El brindis en la Antigua Grecia y en la Antigua Roma

Más allá de la mitología, sí que es cierto que algunos historiadores han ubicado el origen del acto de brindar en las antiguas civilizaciones griega y romana. Según la Enciclopedia Británica, tanto griegos como romanos acostumbraban a practicar libaciones durante sus comidas. Estas libaciones consistían en rituales en los que los asistentes derramaban algún líquido sagrado como ofrenda  a los dioses y a los muertos. Lo hacían tanto para mostrar agradecimiento, como para pedir su intercesión en ciertas cuestiones de su interés. Al parecer, de este origen sacrificial de brindar por dioses y muertos, pasó también a emplearse el brindis para pedir por la salud de los vivos, una de las peticiones más comunes que se hacían a los dioses. Y de ahí, la acción del brindis iría perdiendo esa carga religiosa hasta derivar en el brindis actual, acompañado del habitual “¡Salud!”

Existe también otra teoría que sitúa el origen del brindis en las culturas de la Antigua Grecia y la Antigua Roma, en torno al siglo IV a.C. Pero en este caso el brindis no consistiría en un rito religioso, sino en una cuestión mucho más práctica: la de evitar ser envenenado. Es históricamente conocida la predilección de griegos y romanos por quitarse enemigos de en medio a través del envenenamiento. ¿Por qué mancharse las manos de sangre cuando puede uno eliminar cómodamente sus molestias durante la celebración de una alegre bacanal? Un poquito de cicuta en el vino y a otra cosa. Según esta teoría, el acto de brindar aparecería como prueba de confianza entre los invitados a un banquete y su anfitrión, ante la alarmante proliferación de envenenamientos que se daban en aquella época. De esta manera, mediante el choque de copas, los participantes mezclaban parcialmente el contenido de las mismas. Si alguien no brindaba, mejor no dar el trago.

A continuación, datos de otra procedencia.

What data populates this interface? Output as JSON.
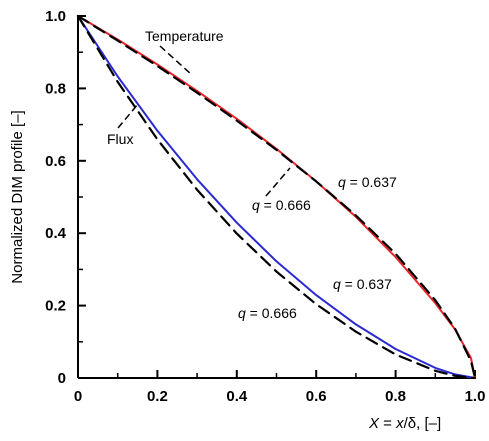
{
  "chart_data": {
    "type": "line",
    "xlabel": "X = x/δ, [–]",
    "xlabel_parts": {
      "var": "X",
      "eq": " = ",
      "expr_var": "x",
      "expr_rest": "/δ, [–]"
    },
    "ylabel": "Normalized DIM profile [–]",
    "xlim": [
      0,
      1
    ],
    "ylim": [
      0,
      1
    ],
    "xticks": [
      "0",
      "0.2",
      "0.4",
      "0.6",
      "0.8",
      "1.0"
    ],
    "yticks": [
      "0",
      "0.2",
      "0.4",
      "0.6",
      "0.8",
      "1.0"
    ],
    "grid": false,
    "series": [
      {
        "name": "Temperature",
        "color": "#e8262a",
        "style": "solid",
        "x": [
          0,
          0.1,
          0.2,
          0.3,
          0.4,
          0.5,
          0.6,
          0.7,
          0.8,
          0.9,
          0.95,
          0.99,
          1.0
        ],
        "y": [
          1.0,
          0.935,
          0.866,
          0.793,
          0.716,
          0.633,
          0.543,
          0.445,
          0.334,
          0.207,
          0.134,
          0.055,
          0.0
        ]
      },
      {
        "name": "Temperature q = 0.666",
        "color": "#000000",
        "style": "dashed",
        "x": [
          0,
          0.1,
          0.2,
          0.3,
          0.4,
          0.5,
          0.6,
          0.7,
          0.8,
          0.9,
          0.95,
          0.99,
          1.0
        ],
        "y": [
          1.0,
          0.932,
          0.862,
          0.788,
          0.711,
          0.63,
          0.543,
          0.449,
          0.343,
          0.215,
          0.136,
          0.047,
          0.0
        ]
      },
      {
        "name": "Flux",
        "color": "#2a2ad0",
        "style": "solid",
        "x": [
          0,
          0.1,
          0.2,
          0.3,
          0.4,
          0.5,
          0.6,
          0.7,
          0.8,
          0.9,
          0.95,
          1.0
        ],
        "y": [
          1.0,
          0.833,
          0.683,
          0.549,
          0.429,
          0.322,
          0.229,
          0.148,
          0.08,
          0.028,
          0.01,
          0.0
        ]
      },
      {
        "name": "Flux q = 0.637",
        "color": "#000000",
        "style": "dashed",
        "x": [
          0,
          0.1,
          0.2,
          0.3,
          0.4,
          0.5,
          0.6,
          0.7,
          0.8,
          0.9,
          0.95,
          1.0
        ],
        "y": [
          1.0,
          0.818,
          0.659,
          0.52,
          0.399,
          0.294,
          0.204,
          0.128,
          0.065,
          0.02,
          0.006,
          0.0
        ]
      }
    ],
    "annotations": [
      {
        "id": "label-temperature",
        "text": "Temperature"
      },
      {
        "id": "label-flux",
        "text": "Flux"
      },
      {
        "id": "temp-q637",
        "q": "q",
        "rest": " = 0.637"
      },
      {
        "id": "temp-q666",
        "q": "q",
        "rest": " = 0.666"
      },
      {
        "id": "flux-q637",
        "q": "q",
        "rest": " = 0.637"
      },
      {
        "id": "flux-q666",
        "q": "q",
        "rest": " = 0.666"
      }
    ]
  }
}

El origen de la palabra “brindis”

El origen del término brindis, por el contrario, parece ser mucho más reciente. Aunque tampoco es un hecho contrastable al cien por cien, parece ser que esta palabra comenzó a emplearse en el siglo XVI. En 1527 las tropas del emperador Carlos I de España y del V del Sacro Imperio Romano Germánico toman Roma provocando la huida del Papa Clemente VII, tras lo cual inician el saqueo de la ciudad. Al ver la escabechina causada entre las fuerzas enemigas, los militares del imperio justificaron la matanza como una ofrenda a Dios, alzando sus copas de vino y pronunciando las palabras “bring dir’s”, que significarían “te lo ofrezco”, celebrando la victoria. Con el paso de los años, la expresión se castellanizaría hasta el actual “brindis”.

¿Qué decir mientras se brinda?

Sea cual sea el origen del brindis, el caso es que hoy en día nos sigue gustando brindar para celebrar, festejar y expresar nuestros buenos deseos. Para ello, no es necesario decir nada, basta con alzar la copa. Ojo, según los entendidos, no hay que chocar las copas cuando brindamos con vino. Pero si queremos decir algo, siempre podemos recurrir al universal “¡Salud!”. Si buscamos algo más elaborado, podemos probar con alguna de estas fórmulas:

  • El coreografiado y siempre socorrido: 

“Arriba, abajo, al centro y adentro”.

  • Su versión marinera: 

A babor, a estribor, a proa, a popa y a bodega”.

  • Un brindis para los creyentes:

“El que bebe se emborracha,

el que se emborracha duerme,

el que duerme no peca,

el que no peca va al Cielo.

Y puesto que al Cielo vamos:

¡Bebamos!”

  • O para los más hedonistas: 

“Bebamos, comamos y engordemos,

y si nos llaman gordos

hagámonos los sordos.”

O simplemente podemos brindar por los presentes, que nunca está demás. Sea cual sea la opción elegida, lo importante es celebrar la vida en compañía. Y si es con una copa de vino, mejor.